If it had the same density as Earth (iron core) so the density is 5,500 kg/m^3, then the radius and surface gravity would be 1.58 times that of Earth (cube root of four). 1.58 G's wouldn't even be that uncomfortable, and it would be like walking around with a backpack (a 75 pound pack for a 140 pound person). For reference, here is the density of some known planets: Mercury 5.427 Venus 5.204 Earth 5.513 Mars 3.94 Jupiter 1.33 Saturn 0.687 Uranus 1.27 Neptune 1.638 Neptune's surface gravity is only 1.14 G's even though it's 17 times as massive as Earth, with 15 times as much surface area. Uranus surface gravity is 0.886 G's, it's mass is 14.5 times Earth's, and it's surface area is 16 times larger than Earth's. Ignoring Jupiter and Saturn, our own solar system has planets whose density varies from ours (the highest in the system) down to only 23% as much, and since surface gravity is a linear function of density and radius, and mass a function of the cube of the radius, the surface gravity goes up with the cube root of the mass. If you take 1.5 G's as the limit where a human would feel resonably comfortable, and the density of Uranus as the lower limit of likely density while still having a habitable surface (not a gas giant planet), then the upper end would be a planet with 6.52 times the radius of Earth, 42 times the surface area, and 64 times the mass. So the "giant" Earthlike planets in the habital zone aren't ruled out as good places to live until the mass is quite extremely large. Unfortunately that also means likely candidates' habitability will come down to surface pressre and temperature, and those can't necessarily be determined except by close inspection. We couldn't venture a guess as to Venus' surface pressure and temperature until we had radar data from bouncing signals off the surface.

Our planet would seem to be heavier looked at from afar in that we have to account for our moon as well. What would really be nice would be a Pluto Charon type deal with two Earth mass planets rotating about each other as they both orbit their star. A two-fer

Now, that would be bad because both planets will invariably have technological cultures, a long history of interplanetary war, slavery and exploitation, unfair trade and economic conflicts, and fundamental religious differences, and we'd get dragged right into the middle of it, just like we always do in such star systems.

Of course, any complex life that evolved in heavier gravity would no doubt be OK there. I just wasn't sure at what point too much gravity or mass might not allow life to form, or if at some point the size & mass would make it a gas giant or something.

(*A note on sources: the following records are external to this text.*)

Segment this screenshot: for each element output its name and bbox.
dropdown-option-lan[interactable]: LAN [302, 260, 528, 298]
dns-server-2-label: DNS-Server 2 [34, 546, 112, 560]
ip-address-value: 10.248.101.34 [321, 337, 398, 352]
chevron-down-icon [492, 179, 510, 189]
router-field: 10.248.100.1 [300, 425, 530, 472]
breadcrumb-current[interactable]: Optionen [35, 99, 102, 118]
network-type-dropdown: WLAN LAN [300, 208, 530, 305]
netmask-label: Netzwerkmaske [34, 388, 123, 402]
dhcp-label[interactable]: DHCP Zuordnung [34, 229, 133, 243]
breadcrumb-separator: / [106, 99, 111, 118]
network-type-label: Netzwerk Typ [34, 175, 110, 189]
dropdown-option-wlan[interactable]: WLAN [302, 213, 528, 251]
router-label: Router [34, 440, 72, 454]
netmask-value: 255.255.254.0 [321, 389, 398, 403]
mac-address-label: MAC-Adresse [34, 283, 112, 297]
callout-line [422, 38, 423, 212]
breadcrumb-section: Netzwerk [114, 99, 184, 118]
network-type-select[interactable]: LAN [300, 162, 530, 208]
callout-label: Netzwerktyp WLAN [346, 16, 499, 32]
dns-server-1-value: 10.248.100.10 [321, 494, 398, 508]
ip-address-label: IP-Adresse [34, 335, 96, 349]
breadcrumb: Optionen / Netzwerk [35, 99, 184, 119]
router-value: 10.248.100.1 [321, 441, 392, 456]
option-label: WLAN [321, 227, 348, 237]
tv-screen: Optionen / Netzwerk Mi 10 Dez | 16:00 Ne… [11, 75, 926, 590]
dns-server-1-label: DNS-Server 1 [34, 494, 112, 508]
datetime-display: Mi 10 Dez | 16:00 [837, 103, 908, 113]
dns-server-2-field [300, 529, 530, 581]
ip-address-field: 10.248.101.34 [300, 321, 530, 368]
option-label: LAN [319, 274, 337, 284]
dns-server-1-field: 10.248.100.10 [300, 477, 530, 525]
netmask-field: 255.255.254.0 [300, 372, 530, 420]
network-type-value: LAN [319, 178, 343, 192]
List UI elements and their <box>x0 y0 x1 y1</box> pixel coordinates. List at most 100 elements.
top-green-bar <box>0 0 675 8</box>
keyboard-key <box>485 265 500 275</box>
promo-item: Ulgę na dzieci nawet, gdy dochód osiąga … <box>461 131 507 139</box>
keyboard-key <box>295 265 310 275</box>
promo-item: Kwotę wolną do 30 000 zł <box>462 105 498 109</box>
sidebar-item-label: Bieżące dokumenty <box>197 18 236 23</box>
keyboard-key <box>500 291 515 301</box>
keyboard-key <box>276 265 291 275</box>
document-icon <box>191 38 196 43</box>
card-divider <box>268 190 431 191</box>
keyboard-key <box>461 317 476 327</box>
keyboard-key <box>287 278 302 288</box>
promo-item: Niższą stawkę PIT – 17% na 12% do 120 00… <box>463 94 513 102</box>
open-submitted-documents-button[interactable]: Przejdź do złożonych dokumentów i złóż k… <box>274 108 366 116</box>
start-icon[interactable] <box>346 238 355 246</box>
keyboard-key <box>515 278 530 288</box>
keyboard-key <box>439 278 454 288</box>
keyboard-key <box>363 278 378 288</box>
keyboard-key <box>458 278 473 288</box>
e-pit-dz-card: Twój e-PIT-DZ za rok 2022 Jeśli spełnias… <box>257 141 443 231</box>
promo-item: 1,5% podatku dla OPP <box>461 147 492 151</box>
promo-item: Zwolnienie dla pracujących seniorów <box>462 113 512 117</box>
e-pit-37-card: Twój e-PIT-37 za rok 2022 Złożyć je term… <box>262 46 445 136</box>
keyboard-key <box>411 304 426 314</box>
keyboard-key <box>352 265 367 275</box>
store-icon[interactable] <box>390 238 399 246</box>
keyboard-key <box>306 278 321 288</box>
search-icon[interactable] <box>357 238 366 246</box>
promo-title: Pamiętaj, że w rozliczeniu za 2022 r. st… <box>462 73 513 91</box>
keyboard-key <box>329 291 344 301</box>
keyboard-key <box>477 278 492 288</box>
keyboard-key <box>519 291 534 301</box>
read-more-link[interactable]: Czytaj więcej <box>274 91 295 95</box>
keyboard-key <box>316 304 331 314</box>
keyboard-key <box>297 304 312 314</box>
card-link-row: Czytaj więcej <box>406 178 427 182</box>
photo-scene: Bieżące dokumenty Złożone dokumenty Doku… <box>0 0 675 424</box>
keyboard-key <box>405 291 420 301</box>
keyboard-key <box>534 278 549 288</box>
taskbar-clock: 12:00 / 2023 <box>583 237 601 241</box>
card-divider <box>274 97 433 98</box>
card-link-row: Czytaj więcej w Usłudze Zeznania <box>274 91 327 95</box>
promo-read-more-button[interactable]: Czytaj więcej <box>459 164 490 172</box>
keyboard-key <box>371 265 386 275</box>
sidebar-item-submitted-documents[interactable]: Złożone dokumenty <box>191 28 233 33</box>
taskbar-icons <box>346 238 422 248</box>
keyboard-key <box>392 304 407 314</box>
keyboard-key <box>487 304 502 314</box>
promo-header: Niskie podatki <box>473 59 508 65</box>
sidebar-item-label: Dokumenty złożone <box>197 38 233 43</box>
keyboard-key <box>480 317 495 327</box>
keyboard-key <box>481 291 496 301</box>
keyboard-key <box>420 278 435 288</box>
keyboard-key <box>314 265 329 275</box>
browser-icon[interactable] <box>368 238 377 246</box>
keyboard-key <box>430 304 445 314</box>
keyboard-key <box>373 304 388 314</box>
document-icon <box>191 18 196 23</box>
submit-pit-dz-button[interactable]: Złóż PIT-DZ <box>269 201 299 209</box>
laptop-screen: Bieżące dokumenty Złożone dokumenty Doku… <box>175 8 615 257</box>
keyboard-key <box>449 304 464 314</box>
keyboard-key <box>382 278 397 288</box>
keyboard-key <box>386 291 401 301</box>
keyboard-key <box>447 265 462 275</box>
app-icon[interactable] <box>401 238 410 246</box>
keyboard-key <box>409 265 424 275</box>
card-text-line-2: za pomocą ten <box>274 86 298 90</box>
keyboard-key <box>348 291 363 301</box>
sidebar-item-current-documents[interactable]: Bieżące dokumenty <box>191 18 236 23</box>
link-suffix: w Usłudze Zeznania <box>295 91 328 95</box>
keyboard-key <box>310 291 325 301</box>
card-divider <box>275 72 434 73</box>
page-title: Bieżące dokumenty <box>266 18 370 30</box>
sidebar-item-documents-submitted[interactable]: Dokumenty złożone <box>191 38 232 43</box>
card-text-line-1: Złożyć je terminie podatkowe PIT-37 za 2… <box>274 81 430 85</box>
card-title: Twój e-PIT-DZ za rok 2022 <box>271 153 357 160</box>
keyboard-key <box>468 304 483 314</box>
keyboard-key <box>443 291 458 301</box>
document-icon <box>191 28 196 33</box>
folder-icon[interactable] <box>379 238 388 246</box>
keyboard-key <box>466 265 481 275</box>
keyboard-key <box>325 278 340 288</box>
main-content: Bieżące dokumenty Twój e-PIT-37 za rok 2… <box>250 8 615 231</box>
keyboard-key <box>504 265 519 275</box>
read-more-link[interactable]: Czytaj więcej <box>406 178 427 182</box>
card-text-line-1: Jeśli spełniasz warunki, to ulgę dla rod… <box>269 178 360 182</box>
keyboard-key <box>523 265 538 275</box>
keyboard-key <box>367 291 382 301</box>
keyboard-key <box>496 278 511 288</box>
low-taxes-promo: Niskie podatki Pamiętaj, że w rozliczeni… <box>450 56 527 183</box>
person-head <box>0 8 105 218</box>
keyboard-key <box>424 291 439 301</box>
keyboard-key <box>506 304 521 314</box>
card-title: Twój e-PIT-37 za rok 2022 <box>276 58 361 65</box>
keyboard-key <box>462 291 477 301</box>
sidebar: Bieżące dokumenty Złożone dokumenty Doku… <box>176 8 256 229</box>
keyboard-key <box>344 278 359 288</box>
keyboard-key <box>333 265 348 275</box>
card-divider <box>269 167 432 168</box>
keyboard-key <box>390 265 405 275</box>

The gas giant is probably the big risk, because if the atmosphere is thick enought it's either going to create extremely high surface temperatures or the planet will be so far from the star that there probably won't be a great enough influx of solar energy to support abundant photosynthetic surface life, on which complex animal life depends. I don't think gravity alone would rule out life until it causes secondary problems, like molten lava flows or fusion in the core, since bacteria can thrive at 400,000 G's! CNN story on bacteria I would think a lot of our own multicellular ocean life would likewise be largely immune to gravit (such as jellyfish) and ocean life evolving to use neutral bouancy skeletal structures doesn't seem a bit far-fetched.